1 Un historien bien connu dans le secteur. Les travaux de Mathias Gardet portent sur les politiques sociales à l’égard de l’enfance et de la jeunesse dites « délinquantes », « arriérées » ou « inadaptées ». Ses livres Mauvaise Graine. Deux siècles d’histoire de la justice des mineurs et La Parole est aux accusés. Histoires d’une jeunesse sous surveillance, 1950-1960, coécrits avec Véronique Blanchard, ainsi que L’Internationale des républiques d’enfants, 1939-1955 font date. Il est aussi responsable du centre d’exposition historique et du portail de ressources numériques « Enfants en justice XIXe-XXe siècles ». Depuis un an, il publie chaque mois une chronique dans la page « Mémoires du social » des ASH.
2 Témoignages. Dans son dernier ouvrage, il donne la voix à de jeunes Algériens venus en France entre 1945 et 1963 pour rejoindre un proche ou trouver un emploi. Arrêtés pour vagabondage ou petits délits, ils ont été enfermés plusieurs mois dans un ancien centre d’observation de la justice des mineurs, à Savigny-sur-Orge. C’est là que l’historien a retrouvé leurs traces et a constitué un échantillon de 150 dossiers dans lesquels les jeunes décrivent leur parcours, leur vie quotidienne, leurs rapports avec les éducateurs, leurs aspirations, leurs amours… Figurent aussi les lettres qu’ils ont écrites à leur famille ou à leurs copains mais que, de toute évidence, l’administration a confisquées.

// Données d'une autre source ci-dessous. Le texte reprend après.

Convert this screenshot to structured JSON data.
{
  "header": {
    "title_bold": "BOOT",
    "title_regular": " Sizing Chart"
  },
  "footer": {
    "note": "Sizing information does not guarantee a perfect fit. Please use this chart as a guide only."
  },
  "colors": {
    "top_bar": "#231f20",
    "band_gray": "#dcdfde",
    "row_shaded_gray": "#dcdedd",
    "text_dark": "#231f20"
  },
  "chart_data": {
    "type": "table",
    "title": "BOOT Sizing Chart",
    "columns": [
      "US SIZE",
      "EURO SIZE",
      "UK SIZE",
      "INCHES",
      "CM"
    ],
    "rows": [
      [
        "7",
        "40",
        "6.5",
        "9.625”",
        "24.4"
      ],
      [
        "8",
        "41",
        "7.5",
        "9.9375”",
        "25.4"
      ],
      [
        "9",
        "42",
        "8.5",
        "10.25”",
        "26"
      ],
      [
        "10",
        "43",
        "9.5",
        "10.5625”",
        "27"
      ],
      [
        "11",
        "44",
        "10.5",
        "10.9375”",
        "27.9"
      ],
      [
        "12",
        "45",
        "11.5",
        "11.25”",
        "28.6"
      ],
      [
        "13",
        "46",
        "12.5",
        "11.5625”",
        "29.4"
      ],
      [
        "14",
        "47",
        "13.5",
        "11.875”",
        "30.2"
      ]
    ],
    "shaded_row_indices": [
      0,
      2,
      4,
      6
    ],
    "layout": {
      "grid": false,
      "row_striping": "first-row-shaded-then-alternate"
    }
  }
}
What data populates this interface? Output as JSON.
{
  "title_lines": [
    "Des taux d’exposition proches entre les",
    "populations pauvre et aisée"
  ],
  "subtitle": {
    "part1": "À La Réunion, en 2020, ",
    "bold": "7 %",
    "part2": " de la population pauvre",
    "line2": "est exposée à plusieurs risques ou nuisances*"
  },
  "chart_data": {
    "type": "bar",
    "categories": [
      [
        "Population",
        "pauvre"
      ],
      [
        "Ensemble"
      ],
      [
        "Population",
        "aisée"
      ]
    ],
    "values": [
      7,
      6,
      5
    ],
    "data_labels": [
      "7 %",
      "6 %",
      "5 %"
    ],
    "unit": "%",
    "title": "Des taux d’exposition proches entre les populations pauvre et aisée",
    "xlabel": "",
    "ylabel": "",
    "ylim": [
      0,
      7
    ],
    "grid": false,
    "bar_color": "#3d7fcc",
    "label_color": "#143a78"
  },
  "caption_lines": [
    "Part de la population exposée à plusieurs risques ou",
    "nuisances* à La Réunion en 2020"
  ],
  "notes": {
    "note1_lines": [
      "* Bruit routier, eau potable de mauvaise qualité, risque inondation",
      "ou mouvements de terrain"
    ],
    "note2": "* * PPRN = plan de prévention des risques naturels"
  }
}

3 Une plongée dans le racisme ordinaire. A la spontanéité des jeunes s’opposent la sévérité de l’institution judiciaire, les jugements inquisiteurs ou à l’emporte-pièce des équipes éducative, sociale et psychiatrique, l’absence totale d’empathie des professionnels… Le tout sur fond de guerre d’Algérie et de racisme. En témoigne la violence de certains commentaires : « Type arabe à peine touché par la civilisation européenne. Son comportement est celui d’un primitif. » Ou encore : « C’est avant tout un jeune Algérien gardien de chèvres dans l’Atlas. Sous la tente kabyle, il serait un remarquable poète et chanteur […]. Perd son temps en France. »
« Nous sommes venus en France », Mathias Gardet, éd. Anamosa, 26 €.